The days are otherwise very long, and our first day started in Bangkok at roughly 04:00AM, and we had little more than 20 minutes break at the hotel, before continuing through to later than 09:00PM. Which is quite possibly the longest day I've worked in my life. And this was my major concern before setting out, as I'm otherwise used to a routine of waking early, and sleeping early, and enjoying a nap or two in between. Like an elderly man. But miraculously I adapted almost immediately to the new work hours and routine. Also the other major worry was with my love for booze, which really didn't factor in at all in the end, as we stocked up on wine at Bangkok's duty free on the way there. So at the end of each night, while other cliques came together to explore and socialise on the resorts, we would escape to enjoy our limited free time, with some romance, relaxation and wine. As ultimately we were only there to do the work, and our only finish line was Bangkok airport, and then only home.
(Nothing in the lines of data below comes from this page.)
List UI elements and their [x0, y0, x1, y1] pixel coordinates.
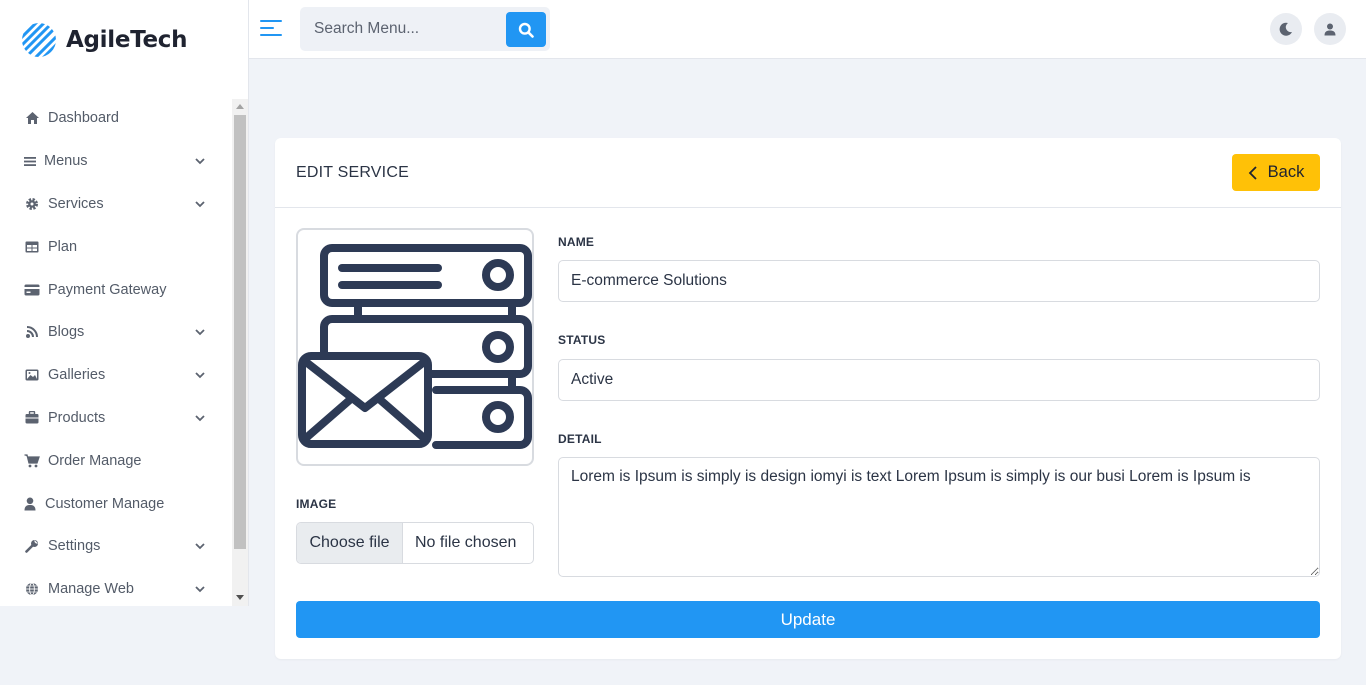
sidebar-item-label: Customer Manage [45, 495, 165, 512]
scrollbar-thumb[interactable] [234, 115, 246, 549]
chevron-down-icon [195, 372, 205, 379]
sidebar-item-label: Blogs [48, 324, 85, 341]
sidebar-item-blogs[interactable]: Blogs [0, 311, 232, 354]
moon-icon [1279, 22, 1292, 36]
sidebar-item-customer-manage[interactable]: Customer Manage [0, 482, 232, 525]
page-title: EDIT SERVICE [296, 164, 409, 181]
scroll-down-arrow-icon[interactable] [236, 595, 244, 600]
sidebar-item-services[interactable]: Services [0, 183, 232, 226]
sidebar-item-dashboard[interactable]: Dashboard [0, 97, 232, 140]
briefcase-icon [24, 410, 40, 426]
status-label: STATUS [558, 333, 606, 347]
name-field[interactable] [558, 260, 1320, 302]
search-input[interactable] [300, 7, 500, 51]
sidebar-item-plan[interactable]: Plan [0, 225, 232, 268]
image-icon [24, 367, 40, 383]
sidebar-toggle-icon[interactable] [260, 19, 282, 37]
file-status-text: No file chosen [415, 534, 517, 551]
sidebar-item-payment-gateway[interactable]: Payment Gateway [0, 268, 232, 311]
service-image-preview [296, 228, 534, 466]
sidebar-item-label: Plan [48, 238, 78, 255]
user-icon [24, 496, 36, 512]
card-header: EDIT SERVICE Back [275, 138, 1341, 208]
wrench-icon [24, 538, 40, 554]
detail-label: DETAIL [558, 432, 602, 446]
server-mail-icon [298, 244, 532, 449]
sidebar-item-label: Products [48, 409, 106, 426]
sidebar-item-products[interactable]: Products [0, 397, 232, 440]
edit-service-card: EDIT SERVICE Back IMAGE Choose file No f… [275, 138, 1341, 659]
sidebar-item-label: Services [48, 195, 104, 212]
update-button[interactable]: Update [296, 601, 1320, 638]
sidebar-nav: Dashboard Menus Services Plan Payment Ga… [0, 97, 232, 611]
sidebar: AgileTech Dashboard Menus Services Plan … [0, 0, 249, 606]
chevron-down-icon [195, 200, 205, 207]
sidebar-item-order-manage[interactable]: Order Manage [0, 439, 232, 482]
brand[interactable]: AgileTech [20, 20, 187, 60]
bars-icon [24, 153, 36, 169]
name-label: NAME [558, 235, 595, 249]
user-icon [1324, 23, 1336, 35]
chevron-down-icon [195, 414, 205, 421]
chevron-down-icon [195, 329, 205, 336]
chevron-down-icon [195, 158, 205, 165]
image-file-input[interactable]: Choose file No file chosen [296, 522, 534, 564]
cart-icon [24, 453, 40, 469]
back-button-label: Back [1267, 163, 1305, 181]
detail-textarea[interactable]: Lorem is Ipsum is simply is design iomyi… [558, 457, 1320, 577]
status-field[interactable] [558, 359, 1320, 401]
blog-icon [24, 324, 40, 340]
sidebar-item-galleries[interactable]: Galleries [0, 354, 232, 397]
brand-name: AgileTech [66, 27, 188, 53]
table-icon [24, 239, 40, 255]
gear-icon [24, 196, 40, 212]
user-menu-button[interactable] [1314, 13, 1346, 45]
search-button[interactable] [506, 12, 546, 47]
theme-toggle-button[interactable] [1270, 13, 1302, 45]
credit-card-icon [24, 282, 40, 298]
topbar [249, 0, 1366, 59]
sidebar-item-label: Dashboard [48, 110, 119, 127]
sidebar-item-label: Settings [48, 538, 101, 555]
globe-icon [24, 581, 40, 597]
chevron-down-icon [195, 586, 205, 593]
back-button[interactable]: Back [1232, 154, 1320, 191]
choose-file-button[interactable]: Choose file [297, 523, 403, 563]
sidebar-item-label: Manage Web [48, 581, 134, 598]
sidebar-item-label: Payment Gateway [48, 281, 167, 298]
chevron-down-icon [195, 543, 205, 550]
sidebar-item-settings[interactable]: Settings [0, 525, 232, 568]
sidebar-item-label: Galleries [48, 367, 106, 384]
scroll-up-arrow-icon[interactable] [236, 104, 244, 109]
chevron-left-icon [1248, 165, 1257, 180]
sidebar-item-manage-web[interactable]: Manage Web [0, 568, 232, 611]
home-icon [24, 110, 40, 126]
search-bar [300, 7, 550, 51]
sidebar-item-menus[interactable]: Menus [0, 140, 232, 183]
sidebar-item-label: Order Manage [48, 452, 142, 469]
sidebar-scrollbar[interactable] [232, 99, 248, 606]
search-icon [518, 22, 534, 38]
sidebar-item-label: Menus [44, 153, 88, 170]
image-label: IMAGE [296, 497, 337, 511]
striped-globe-icon [22, 23, 56, 57]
And despite finding only overwhelming positives from this experience, I am fairly certain that this will be our last (unpaid) blogger press trip.

The Grey Areas

Bloggers are often taken as pawns to the travel industry, or fake corporate shills, when accepting press trips. Which is just balony, to be honest, as there is absolutely no pressure or expectation for us to sugar-coat any of the experiences. And everything I wrote was completely honest, as always, whether they liked it or not. Because the purpose of these blogger press trips is more for raising brand awareness, than forcing pitiful bloggers out to write shining reviews for them. In fact I could probably have walked away and written nothing, as they really don't check-up or hassle us to share the coverage. There are also no signed contracts, no legal obligations, and we were basically just sent an itinerary, and asked if we wanted to join. And a set of bloggers even dropped out last minute, despite the flights and everything being paid for, without any repurcussions. Otherwise I have no qualms with sharing sponsored experiences, and while I often hear "we pay our own way" used as a badge of honour, it really is completely irrelevant to me. Partly because I feel no obligation to my audience (sorry audience), but also the payment method is completely irrelevant to the experience. As we are just independent bloggers sharing our own honest experiences. If others feel there's value in the experience, then that's their choice, as I really don't care how others spend their own time and money. And I also don't take my readers as idiots who can't think for themselves.